De tous les effets politiques que produit l’égalité des conditions, c’est cet amour de l’indépendance qui frappe le premier les regards et dont les esprits timides s’effrayent davantage, et l’on ne peut dire qu’ils aient absolument tort de le faire, car l’anarchie a des traits plus effrayants dans les pays démocratiques qu’ailleurs. Comme les citoyens n’ont aucune action les uns sur les autres, à l’instant où le pouvoir national qui les contient tous à leur place vient à manquer, il semble que le désordre doit être aussitôt à son comble, et que, chaque citoyen s’écartant de son côté, le corps social va tout à coup se trouver réduit en poussière.

Je suis convaincu toutefois que l’anarchie n’est pas le mal principal que les siècles démocratiques doivent craindre, mais le moindre.

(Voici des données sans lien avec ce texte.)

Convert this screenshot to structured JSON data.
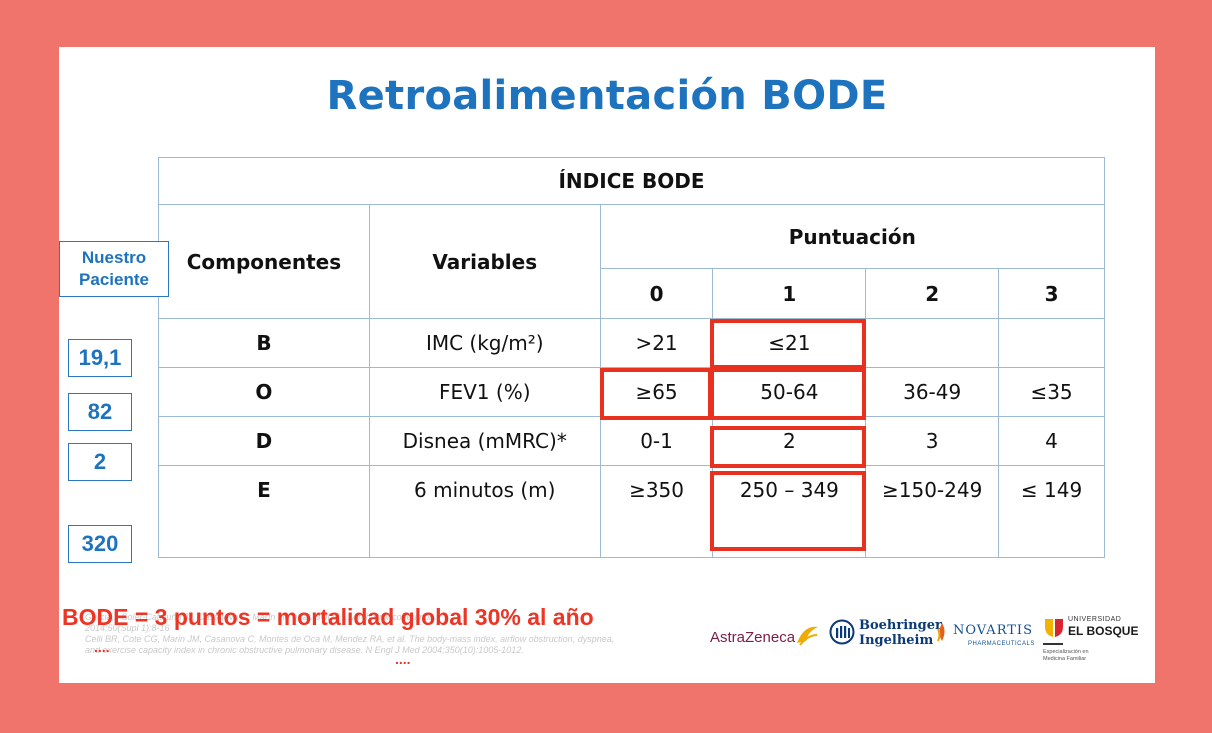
{
  "title": "Retroalimentación BODE",
  "table": {
    "header": "ÍNDICE BODE",
    "col_componentes": "Componentes",
    "col_variables": "Variables",
    "col_puntuacion": "Puntuación",
    "scores": [
      "0",
      "1",
      "2",
      "3"
    ],
    "rows": [
      {
        "comp": "B",
        "variable": "IMC (kg/m²)",
        "cells": [
          ">21",
          "≤21",
          "",
          ""
        ]
      },
      {
        "comp": "O",
        "variable": "FEV1 (%)",
        "cells": [
          "≥65",
          "50-64",
          "36-49",
          "≤35"
        ]
      },
      {
        "comp": "D",
        "variable": "Disnea (mMRC)*",
        "cells": [
          "0-1",
          "2",
          "3",
          "4"
        ]
      },
      {
        "comp": "E",
        "variable": "6 minutos (m)",
        "cells": [
          "≥350",
          "250 – 349",
          "≥150-249",
          "≤ 149"
        ]
      }
    ]
  },
  "patient": {
    "label": "Nuestro Paciente",
    "values": [
      "19,1",
      "82",
      "2",
      "320"
    ]
  },
  "conclusion": "BODE = 3 puntos = mortalidad global 30% al año",
  "references": [
    "Garcia... Soler-Cataluña JJ, Casanova C, Marín JM et al. BODE ... Arch Bronconeumol",
    "2014;50(Supl 1):8-16",
    "Celli BR, Cote CG, Marin JM, Casanova C, Montes de Oca M, Mendez RA, et al. The body-mass index, airflow obstruction, dyspnea,",
    "and exercise capacity index in chronic obstructive pulmonary disease. N Engl J Med 2004;350(10):1005-1012."
  ],
  "dots": "....",
  "logos": {
    "astrazeneca": "AstraZeneca",
    "boehringer_1": "Boehringer",
    "boehringer_2": "Ingelheim",
    "novartis": "NOVARTIS",
    "novartis_sub": "PHARMACEUTICALS",
    "bosque_1": "UNIVERSIDAD",
    "bosque_2": "EL BOSQUE",
    "bosque_3": "Especialización en",
    "bosque_4": "Medicina Familiar"
  },
  "colors": {
    "background": "#f0736c",
    "title": "#1e73be",
    "highlight": "#e8321f",
    "conclusion": "#ee3424"
  }
}
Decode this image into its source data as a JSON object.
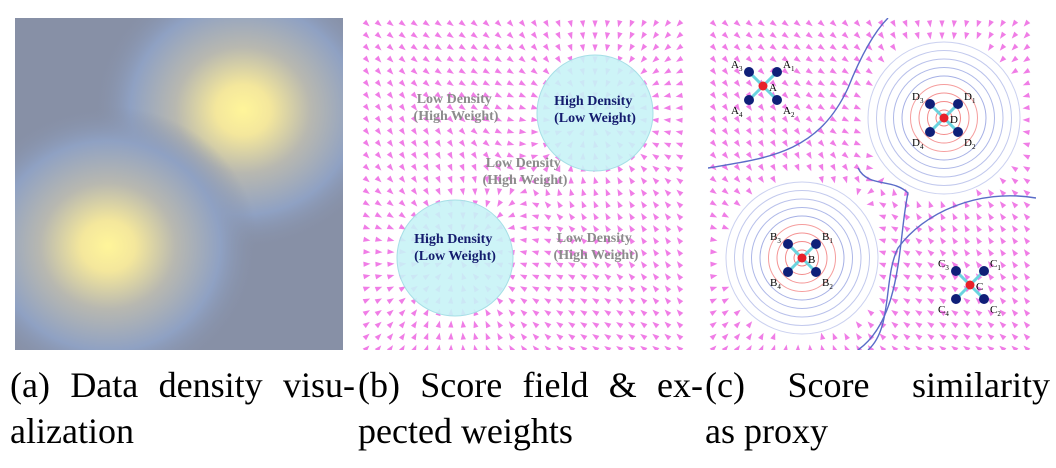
{
  "panels": {
    "a": {
      "caption_line1_words": [
        "(a)",
        "Data",
        "density",
        "visu-"
      ],
      "caption_line2": "alization"
    },
    "b": {
      "caption_line1_words": [
        "(b)",
        "Score",
        "field",
        "&",
        "ex-"
      ],
      "caption_line2": "pected weights",
      "labels": [
        {
          "line1": "High Density",
          "line2": "(Low Weight)",
          "kind": "high"
        },
        {
          "line1": "High Density",
          "line2": "(Low Weight)",
          "kind": "high"
        },
        {
          "line1": "Low Density",
          "line2": "(High Weight)",
          "kind": "low"
        },
        {
          "line1": "Low Density",
          "line2": "(High Weight)",
          "kind": "low"
        },
        {
          "line1": "Low Density",
          "line2": "(High Weight)",
          "kind": "low"
        }
      ]
    },
    "c": {
      "caption_line1_words": [
        "(c)",
        "Score",
        "similarity"
      ],
      "caption_line2": "as proxy",
      "anchors": [
        {
          "name": "A",
          "subs": [
            "1",
            "2",
            "3",
            "4"
          ]
        },
        {
          "name": "B",
          "subs": [
            "1",
            "2",
            "3",
            "4"
          ]
        },
        {
          "name": "C",
          "subs": [
            "1",
            "2",
            "3",
            "4"
          ]
        },
        {
          "name": "D",
          "subs": [
            "1",
            "2",
            "3",
            "4"
          ]
        }
      ]
    }
  },
  "colors": {
    "density_low": "#8790a6",
    "density_high": "#fff29a",
    "arrow": "#f07de6",
    "circle_fill": "#c8f3f6",
    "high_label": "#141c6e",
    "low_label": "#8c8c8c",
    "point": "#0f1f78",
    "center": "#e8202a",
    "spoke": "#6ad4df",
    "contour_outer": "#6a7bd4",
    "contour_inner": "#f06a6a"
  }
}
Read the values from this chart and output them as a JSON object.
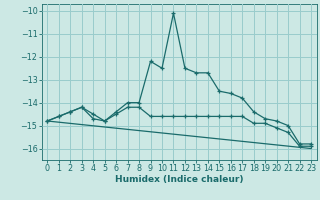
{
  "xlabel": "Humidex (Indice chaleur)",
  "background_color": "#cce8e4",
  "grid_color": "#99cccc",
  "line_color": "#1a6b6b",
  "xlim": [
    -0.5,
    23.5
  ],
  "ylim": [
    -16.5,
    -9.7
  ],
  "yticks": [
    -16,
    -15,
    -14,
    -13,
    -12,
    -11,
    -10
  ],
  "xticks": [
    0,
    1,
    2,
    3,
    4,
    5,
    6,
    7,
    8,
    9,
    10,
    11,
    12,
    13,
    14,
    15,
    16,
    17,
    18,
    19,
    20,
    21,
    22,
    23
  ],
  "series1_x": [
    0,
    1,
    2,
    3,
    4,
    5,
    6,
    7,
    8,
    9,
    10,
    11,
    12,
    13,
    14,
    15,
    16,
    17,
    18,
    19,
    20,
    21,
    22,
    23
  ],
  "series1_y": [
    -14.8,
    -14.6,
    -14.4,
    -14.2,
    -14.5,
    -14.8,
    -14.4,
    -14.0,
    -14.0,
    -12.2,
    -12.5,
    -10.1,
    -12.5,
    -12.7,
    -12.7,
    -13.5,
    -13.6,
    -13.8,
    -14.4,
    -14.7,
    -14.8,
    -15.0,
    -15.8,
    -15.8
  ],
  "series2_x": [
    0,
    1,
    2,
    3,
    4,
    5,
    6,
    7,
    8,
    9,
    10,
    11,
    12,
    13,
    14,
    15,
    16,
    17,
    18,
    19,
    20,
    21,
    22,
    23
  ],
  "series2_y": [
    -14.8,
    -14.6,
    -14.4,
    -14.2,
    -14.7,
    -14.8,
    -14.5,
    -14.2,
    -14.2,
    -14.6,
    -14.6,
    -14.6,
    -14.6,
    -14.6,
    -14.6,
    -14.6,
    -14.6,
    -14.6,
    -14.9,
    -14.9,
    -15.1,
    -15.3,
    -15.9,
    -15.9
  ],
  "series3_x": [
    0,
    23
  ],
  "series3_y": [
    -14.8,
    -16.0
  ]
}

L’égalité produit, en effet, deux tendances : l’une mène directement les hommes à l’indépendance, et peut les pousser tout à coup jusqu’à l’anarchie ; l’autre les conduit par un chemin plus long, plus secret, mais plus sûr, vers la servitude.

Les peuples voient aisément la première et y résistent ; ils se laissent entraîner par l’autre sans la voir ; il importe donc particulièrement de la montrer.

Pour moi, loin de reprocher à l’égalité l’indocilité qu’elle inspire, c’est de cela principalement que je la loue. Je l’admire en lui voyant déposer au fond de l’esprit et du cœur de chaque homme cette notion obscure et ce penchant instinctif de l’indépendance politique, préparant ainsi le remède au mal qu’elle fait naître. C’est par ce côté que je m’attache à elle.